Research manager Lachlan Vass told the Australian Financial Review that undermines the reason for the policy.
“This policy is giving a bigger subsidy to higher-income people for the same car. That doesn’t make sense,” he said.
Data from the Grattan Institute also reveals the imbalance, with 4.4 per cent of Australians earning more than $190,000, while the majority earn less than $105,000.
At the same time, the Australian electric vehicle market is shifting rapidly, driven not be tax but by rising fuel costs.
A surge in global oil prices linked to conflict in the Middle East has pushed petrol prices sharply higher in recent weeks, accelerating the uptick of EVs.
Electric vehicles accounted for 14.8 per cent of new car sales in March, a record high, while demand in the used market also surged.
Mr Meredith said the spike shows a powerful shift at play.
“What’s made the difference is that there’s been a shock, an oil shock,” he said.
“Every time there’s an oil shock, it changes the behaviour of how consumers think.”
He said the current shift mirrors past crises.
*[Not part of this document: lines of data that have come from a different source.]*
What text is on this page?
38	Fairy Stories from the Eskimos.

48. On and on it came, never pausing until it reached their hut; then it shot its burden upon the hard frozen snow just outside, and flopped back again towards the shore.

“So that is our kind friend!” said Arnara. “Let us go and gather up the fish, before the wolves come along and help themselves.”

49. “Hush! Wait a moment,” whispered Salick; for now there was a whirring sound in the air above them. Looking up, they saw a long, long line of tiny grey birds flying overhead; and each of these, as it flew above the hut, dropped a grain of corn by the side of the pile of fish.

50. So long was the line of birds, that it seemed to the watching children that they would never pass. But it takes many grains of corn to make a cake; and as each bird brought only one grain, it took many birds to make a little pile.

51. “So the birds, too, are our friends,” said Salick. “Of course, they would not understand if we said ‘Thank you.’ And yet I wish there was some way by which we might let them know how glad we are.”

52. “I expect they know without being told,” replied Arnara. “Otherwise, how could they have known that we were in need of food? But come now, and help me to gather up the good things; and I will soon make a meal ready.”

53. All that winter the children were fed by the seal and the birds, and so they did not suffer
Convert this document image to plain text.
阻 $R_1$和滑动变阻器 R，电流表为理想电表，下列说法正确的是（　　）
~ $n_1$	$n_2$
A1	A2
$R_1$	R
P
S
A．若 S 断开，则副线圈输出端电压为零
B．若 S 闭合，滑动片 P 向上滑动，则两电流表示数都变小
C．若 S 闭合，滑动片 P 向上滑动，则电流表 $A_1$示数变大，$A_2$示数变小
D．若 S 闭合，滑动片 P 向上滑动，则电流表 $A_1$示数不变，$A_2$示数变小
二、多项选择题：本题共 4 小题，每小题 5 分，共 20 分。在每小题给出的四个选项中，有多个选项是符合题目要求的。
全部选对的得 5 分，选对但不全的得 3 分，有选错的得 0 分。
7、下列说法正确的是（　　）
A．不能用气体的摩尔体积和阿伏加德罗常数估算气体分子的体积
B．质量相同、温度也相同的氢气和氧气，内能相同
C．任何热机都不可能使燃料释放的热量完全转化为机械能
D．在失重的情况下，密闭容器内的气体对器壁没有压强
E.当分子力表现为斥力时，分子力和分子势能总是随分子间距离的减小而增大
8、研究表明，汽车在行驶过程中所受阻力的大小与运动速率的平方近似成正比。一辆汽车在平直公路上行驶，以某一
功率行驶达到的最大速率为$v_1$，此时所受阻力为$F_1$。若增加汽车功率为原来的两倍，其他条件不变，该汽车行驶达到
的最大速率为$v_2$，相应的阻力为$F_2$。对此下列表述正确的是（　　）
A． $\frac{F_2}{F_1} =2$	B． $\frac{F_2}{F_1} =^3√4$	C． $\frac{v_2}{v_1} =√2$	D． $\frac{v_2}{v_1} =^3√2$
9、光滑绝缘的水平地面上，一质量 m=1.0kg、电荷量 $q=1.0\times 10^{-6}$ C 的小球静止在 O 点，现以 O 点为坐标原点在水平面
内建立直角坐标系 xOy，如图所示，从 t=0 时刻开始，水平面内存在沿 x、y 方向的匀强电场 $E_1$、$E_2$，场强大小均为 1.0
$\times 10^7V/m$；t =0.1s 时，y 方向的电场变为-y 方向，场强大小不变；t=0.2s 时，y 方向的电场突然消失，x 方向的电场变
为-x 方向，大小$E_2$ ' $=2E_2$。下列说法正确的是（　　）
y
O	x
“1973 was an oil shock, people stopped buying big American cars, and they started buying small Japanese cars,” he said.
“People aren’t buying as many ICE cars; they’re buying EVs because of what’s happening with fuel pricing.”
The numbers at Kia reflect that, with the auto giant seeing 40 per cent electric, 30 per cent hybrid and 30 per cent ICE.
In January, EVs accounted for just 10 per cent of the brand’s sales.
Ahead of the May budget, the government has been signalling it would likely tweak the scheme rather than scrap it.
The exemption is now likely to be scaled back either by means-testing or lowering the vehicle price threshold.